4 out of 5 stars Her footnotes were hilarious!   April 18, 2005
 2 out of 4 found this review helpful

I love books about animals. Love all the little trivia. Susan is an excellent, engaging writer - nothing boring or pompous about her style. If I could have another sister, I'd sure pick her. Obviously, she is strong, independant, positive, caring and her own woman who appears to be hugely happy in living a GOOD LIFE. Most of all, loved her crazy little footnotes - uplifting and silly - and sometimes passages in the book also shared this humor. I get tired of stodgy, know-it-all types and Susan surely ISN'T one. She doesn't come across as the snotty "expert". That is appreciated! The only downside for me was in not knowing a portion of the animals she was writing about. Some were pretty obscure for this gal from Kenosha, WI. Great job to Susan. You're a credit to YOUR species.

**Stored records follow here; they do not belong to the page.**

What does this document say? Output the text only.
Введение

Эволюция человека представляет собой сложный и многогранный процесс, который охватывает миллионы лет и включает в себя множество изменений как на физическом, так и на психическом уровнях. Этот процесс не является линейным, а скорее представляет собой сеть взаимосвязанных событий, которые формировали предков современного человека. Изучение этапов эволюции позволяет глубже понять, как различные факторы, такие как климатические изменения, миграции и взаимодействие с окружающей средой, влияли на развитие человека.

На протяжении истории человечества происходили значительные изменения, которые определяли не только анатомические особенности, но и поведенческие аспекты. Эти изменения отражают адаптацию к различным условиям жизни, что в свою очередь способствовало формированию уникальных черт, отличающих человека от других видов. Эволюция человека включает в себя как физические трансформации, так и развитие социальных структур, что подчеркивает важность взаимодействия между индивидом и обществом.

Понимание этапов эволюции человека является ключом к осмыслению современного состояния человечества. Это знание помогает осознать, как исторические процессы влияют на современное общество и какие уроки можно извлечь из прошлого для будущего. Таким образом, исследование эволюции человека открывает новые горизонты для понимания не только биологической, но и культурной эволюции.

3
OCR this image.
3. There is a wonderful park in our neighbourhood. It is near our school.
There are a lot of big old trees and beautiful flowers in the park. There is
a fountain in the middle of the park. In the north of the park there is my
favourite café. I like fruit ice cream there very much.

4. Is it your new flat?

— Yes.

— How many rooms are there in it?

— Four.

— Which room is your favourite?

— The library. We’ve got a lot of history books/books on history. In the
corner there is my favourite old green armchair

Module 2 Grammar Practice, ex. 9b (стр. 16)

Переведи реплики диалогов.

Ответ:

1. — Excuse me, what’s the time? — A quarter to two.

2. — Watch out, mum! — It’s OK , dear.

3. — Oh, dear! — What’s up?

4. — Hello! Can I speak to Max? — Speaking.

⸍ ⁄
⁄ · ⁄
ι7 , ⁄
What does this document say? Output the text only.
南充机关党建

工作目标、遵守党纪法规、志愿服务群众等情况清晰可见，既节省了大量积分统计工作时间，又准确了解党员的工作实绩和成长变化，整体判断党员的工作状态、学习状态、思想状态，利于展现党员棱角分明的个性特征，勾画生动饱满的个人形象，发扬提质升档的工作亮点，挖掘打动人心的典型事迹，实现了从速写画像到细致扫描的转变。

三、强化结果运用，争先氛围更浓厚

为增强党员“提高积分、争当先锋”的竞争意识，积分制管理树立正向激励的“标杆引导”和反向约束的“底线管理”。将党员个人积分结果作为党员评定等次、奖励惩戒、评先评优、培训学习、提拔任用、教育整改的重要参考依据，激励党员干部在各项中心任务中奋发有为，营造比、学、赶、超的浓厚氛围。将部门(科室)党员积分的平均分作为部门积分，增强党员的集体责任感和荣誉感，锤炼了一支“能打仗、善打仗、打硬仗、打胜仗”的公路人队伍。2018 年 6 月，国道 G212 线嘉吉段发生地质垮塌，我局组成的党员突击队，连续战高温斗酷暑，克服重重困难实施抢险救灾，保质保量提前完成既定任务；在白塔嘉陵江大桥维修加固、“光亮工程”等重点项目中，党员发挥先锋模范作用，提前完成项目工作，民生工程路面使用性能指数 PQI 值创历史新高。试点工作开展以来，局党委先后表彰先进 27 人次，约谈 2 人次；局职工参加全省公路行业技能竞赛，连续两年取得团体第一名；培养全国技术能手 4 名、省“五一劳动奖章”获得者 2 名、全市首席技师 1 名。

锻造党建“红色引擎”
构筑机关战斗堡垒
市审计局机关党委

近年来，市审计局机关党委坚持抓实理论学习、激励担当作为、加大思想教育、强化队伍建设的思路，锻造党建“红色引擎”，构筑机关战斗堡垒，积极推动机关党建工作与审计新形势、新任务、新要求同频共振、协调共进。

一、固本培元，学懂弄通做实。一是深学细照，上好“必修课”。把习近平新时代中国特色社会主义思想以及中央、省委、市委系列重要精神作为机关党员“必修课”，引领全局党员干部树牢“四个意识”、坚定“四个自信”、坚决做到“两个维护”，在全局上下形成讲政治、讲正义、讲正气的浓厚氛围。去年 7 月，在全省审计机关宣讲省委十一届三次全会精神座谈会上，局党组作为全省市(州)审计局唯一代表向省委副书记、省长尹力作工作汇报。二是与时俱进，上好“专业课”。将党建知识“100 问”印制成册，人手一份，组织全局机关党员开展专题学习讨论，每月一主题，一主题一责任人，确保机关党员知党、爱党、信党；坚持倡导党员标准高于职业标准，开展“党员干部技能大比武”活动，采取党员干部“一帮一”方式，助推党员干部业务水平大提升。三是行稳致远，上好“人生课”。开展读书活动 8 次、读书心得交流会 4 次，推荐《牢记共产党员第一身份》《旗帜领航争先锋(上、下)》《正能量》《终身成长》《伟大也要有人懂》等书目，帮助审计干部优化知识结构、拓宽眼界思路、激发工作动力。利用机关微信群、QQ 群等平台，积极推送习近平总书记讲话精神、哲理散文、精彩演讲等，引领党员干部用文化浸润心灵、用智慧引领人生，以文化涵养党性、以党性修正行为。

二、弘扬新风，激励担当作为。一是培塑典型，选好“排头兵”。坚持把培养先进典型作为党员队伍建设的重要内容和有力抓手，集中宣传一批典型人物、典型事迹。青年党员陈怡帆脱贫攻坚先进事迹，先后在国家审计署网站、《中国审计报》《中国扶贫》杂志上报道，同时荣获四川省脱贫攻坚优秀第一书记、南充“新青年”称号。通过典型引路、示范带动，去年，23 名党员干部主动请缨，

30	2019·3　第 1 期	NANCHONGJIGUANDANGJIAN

5 out of 5 stars She wades through the mundane - so we don't have to!   February 18, 2005
 3 out of 5 found this review helpful

This is a book I took out from the library, couldn't quite finish before it was due and found it so fun that I logged onto Amazon and bought my OWN copy! I found Ms. McCarthy's writing buoyant in a genre that seems to arc gracelessly from pedantic to smarmy and back again. Here's an author who has done we animal lovers a great service in wading through piles of research papers, theses, and obscure writings - filtering through, collecting the gems. She seems to have made a life's work out of talking about animals with those who spend a lot of time with them (researchers, zookeepers, breeders, etc). All without being judgmental. Thus we are allowed to enjoy the observed grace and earthy dignity of the animals as they make they ways through their lives, whatever their circumstances. There are those who adopt an in-your-face method of alerting all to their opinions, and then there is this unique book that allows us to glean an ethic that beckons from in between the lines. It's deceptively light tone only just softens a deep and abiding respect. And her asides crack me up.


1 out of 5 stars Bunch of too short anecdotes   January 14, 2005
 3 out of 10 found this review helpful

As was described in other reviews, This book in big, unorganized heap of too short anecdotes (half page), which become boring very quickly. One of worst kind of popular science book. May be her talent are better suited for other fields.